Oorspronkelijk gepubliceerd in Straatnieuws Den Haag / Rotterdam, juli 2016

Van de negenduizend dak- en thuisloze jongeren in Nederland heeft zeker 60 % een verleden met de jeugdzorg, zo blijkt uit info van Stichting Zwerfjongeren Nederland en Movisie. Hoe kijken dakloze jongeren zelf naar hun begeleiding? Straatnieuws ging langs bij de jongerengroep van De Achterban in Den Haag, een werkgroep van ervaringsdeskundigen.

(Ex-)dakloze jongeren zetten zich bij De Achterban vol energie in om de hulp aan dakloze jongeren te verbeteren. Onder meer via inspraakavonden bij de gemeente. Joy, de begeleider van de jongerengroep, spreekt vol passie wanneer ze het over haar werk heeft. “Voor mensen die in een afhankelijke positie terechtkomen bedenken we vaak wat goed voor hen is. Mijn drive is om ervoor te zorgen dat je ook gehoord wordt als je in een afhankelijke positie terechtkomt. Ik wil hen een podium geven,” legt ze uit.

Knip tussen 18min en 18plus

Ook Joy ziet dat veel jongeren dakloos worden vanuit de jeugdzorg. Vooral de knip tussen zorg voor 18min en 18plus ziet ze daarbij als groot probleem. De jeugdzorg is nu zo ingericht dat jongeren op hun achttiende verjaardag zelf moeten bepalen of ze nog langer begeleid willen worden. Dit geldt ook voor jongeren met een zeer ingewikkelde problematiek, zoals dak- en thuisloze jongeren.

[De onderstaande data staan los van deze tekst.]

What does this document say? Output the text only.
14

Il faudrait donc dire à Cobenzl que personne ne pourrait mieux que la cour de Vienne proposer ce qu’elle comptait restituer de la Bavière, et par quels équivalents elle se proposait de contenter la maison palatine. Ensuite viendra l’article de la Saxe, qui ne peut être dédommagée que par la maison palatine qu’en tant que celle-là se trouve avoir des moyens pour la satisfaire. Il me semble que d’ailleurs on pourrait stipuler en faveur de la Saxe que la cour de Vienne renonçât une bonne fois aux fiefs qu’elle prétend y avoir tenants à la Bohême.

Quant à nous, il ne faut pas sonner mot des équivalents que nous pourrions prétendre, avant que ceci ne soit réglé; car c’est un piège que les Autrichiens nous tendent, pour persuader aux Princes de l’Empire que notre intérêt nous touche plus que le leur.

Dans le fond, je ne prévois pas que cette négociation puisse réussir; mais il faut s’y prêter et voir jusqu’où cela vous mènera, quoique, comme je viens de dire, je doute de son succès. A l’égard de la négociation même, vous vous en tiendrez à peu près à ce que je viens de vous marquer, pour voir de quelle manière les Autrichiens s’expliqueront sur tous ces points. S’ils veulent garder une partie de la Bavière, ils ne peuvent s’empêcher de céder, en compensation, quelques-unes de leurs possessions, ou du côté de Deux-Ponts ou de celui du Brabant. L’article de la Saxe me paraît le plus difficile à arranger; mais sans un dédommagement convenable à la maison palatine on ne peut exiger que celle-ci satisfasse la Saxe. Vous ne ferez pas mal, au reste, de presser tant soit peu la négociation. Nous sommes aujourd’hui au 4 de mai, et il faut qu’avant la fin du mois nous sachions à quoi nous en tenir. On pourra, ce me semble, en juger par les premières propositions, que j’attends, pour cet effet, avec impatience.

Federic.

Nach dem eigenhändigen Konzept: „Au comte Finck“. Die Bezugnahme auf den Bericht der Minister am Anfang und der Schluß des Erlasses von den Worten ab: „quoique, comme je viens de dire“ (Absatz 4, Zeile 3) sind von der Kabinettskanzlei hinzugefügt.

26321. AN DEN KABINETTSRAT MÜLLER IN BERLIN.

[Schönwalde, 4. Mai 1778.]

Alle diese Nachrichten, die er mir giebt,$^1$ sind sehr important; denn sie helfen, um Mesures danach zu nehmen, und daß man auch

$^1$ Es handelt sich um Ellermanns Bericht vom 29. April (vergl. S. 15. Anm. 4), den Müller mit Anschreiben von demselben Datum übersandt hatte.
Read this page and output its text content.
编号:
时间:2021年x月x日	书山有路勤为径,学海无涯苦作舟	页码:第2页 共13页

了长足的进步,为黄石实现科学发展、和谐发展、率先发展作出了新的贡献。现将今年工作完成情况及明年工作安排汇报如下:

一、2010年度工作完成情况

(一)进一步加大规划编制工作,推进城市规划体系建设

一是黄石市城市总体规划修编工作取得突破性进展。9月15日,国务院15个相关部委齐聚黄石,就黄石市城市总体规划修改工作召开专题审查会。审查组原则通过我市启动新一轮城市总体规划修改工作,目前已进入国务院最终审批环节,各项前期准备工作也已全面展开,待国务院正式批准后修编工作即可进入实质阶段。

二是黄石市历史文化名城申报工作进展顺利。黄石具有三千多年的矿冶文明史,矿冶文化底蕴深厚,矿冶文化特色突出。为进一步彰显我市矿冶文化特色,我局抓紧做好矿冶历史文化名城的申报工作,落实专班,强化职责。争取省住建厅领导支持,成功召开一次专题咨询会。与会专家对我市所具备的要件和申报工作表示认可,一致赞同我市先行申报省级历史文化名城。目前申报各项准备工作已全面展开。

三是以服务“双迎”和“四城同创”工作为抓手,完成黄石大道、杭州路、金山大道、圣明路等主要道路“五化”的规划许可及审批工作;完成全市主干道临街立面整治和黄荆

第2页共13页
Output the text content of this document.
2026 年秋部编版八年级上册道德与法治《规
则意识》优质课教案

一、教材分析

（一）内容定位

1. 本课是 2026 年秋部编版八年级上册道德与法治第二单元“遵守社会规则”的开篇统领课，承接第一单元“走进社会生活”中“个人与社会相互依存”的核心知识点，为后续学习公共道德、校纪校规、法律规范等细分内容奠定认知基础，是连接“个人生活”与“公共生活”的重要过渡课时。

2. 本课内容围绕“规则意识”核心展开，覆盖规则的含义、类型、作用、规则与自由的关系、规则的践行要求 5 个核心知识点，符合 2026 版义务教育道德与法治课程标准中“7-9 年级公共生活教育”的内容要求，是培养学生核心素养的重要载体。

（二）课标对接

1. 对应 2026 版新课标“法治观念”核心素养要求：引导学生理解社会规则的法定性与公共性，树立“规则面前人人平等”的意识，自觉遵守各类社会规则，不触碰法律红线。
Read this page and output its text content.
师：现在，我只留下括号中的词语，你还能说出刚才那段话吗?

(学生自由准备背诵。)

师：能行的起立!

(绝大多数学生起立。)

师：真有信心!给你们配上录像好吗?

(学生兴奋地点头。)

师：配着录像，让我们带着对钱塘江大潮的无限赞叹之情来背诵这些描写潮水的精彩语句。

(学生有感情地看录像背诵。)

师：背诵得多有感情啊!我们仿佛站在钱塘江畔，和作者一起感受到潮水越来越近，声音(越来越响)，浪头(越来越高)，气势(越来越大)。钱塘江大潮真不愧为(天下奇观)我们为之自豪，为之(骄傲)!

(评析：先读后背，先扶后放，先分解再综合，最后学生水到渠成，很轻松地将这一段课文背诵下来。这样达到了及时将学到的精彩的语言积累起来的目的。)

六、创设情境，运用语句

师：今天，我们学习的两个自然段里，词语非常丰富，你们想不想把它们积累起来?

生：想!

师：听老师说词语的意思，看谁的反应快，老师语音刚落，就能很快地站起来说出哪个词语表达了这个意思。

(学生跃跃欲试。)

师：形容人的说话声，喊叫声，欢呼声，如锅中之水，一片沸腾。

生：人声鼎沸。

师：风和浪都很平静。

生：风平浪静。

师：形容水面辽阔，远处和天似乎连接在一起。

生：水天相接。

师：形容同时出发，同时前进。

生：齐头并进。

Maar wanneer ben je eigenlijk volwassen genoeg om zelf te bepalen of en welke hulp je nodig hebt?

“Eigenlijk zou je jongeren niet los mogen laten als er nog geen vervolgplek geregeld is,“ vindt Joy. “Ik heb regelmatig jongeren gekregen die uit de gesloten jeugdzorg komen, waarbij na hun 18e ineens de deuren opengaan. Dan ligt de wereld ineens aan hun voeten, maar ze hebben geen idee wat ze moeten doen om hun geldzaken te regelen.”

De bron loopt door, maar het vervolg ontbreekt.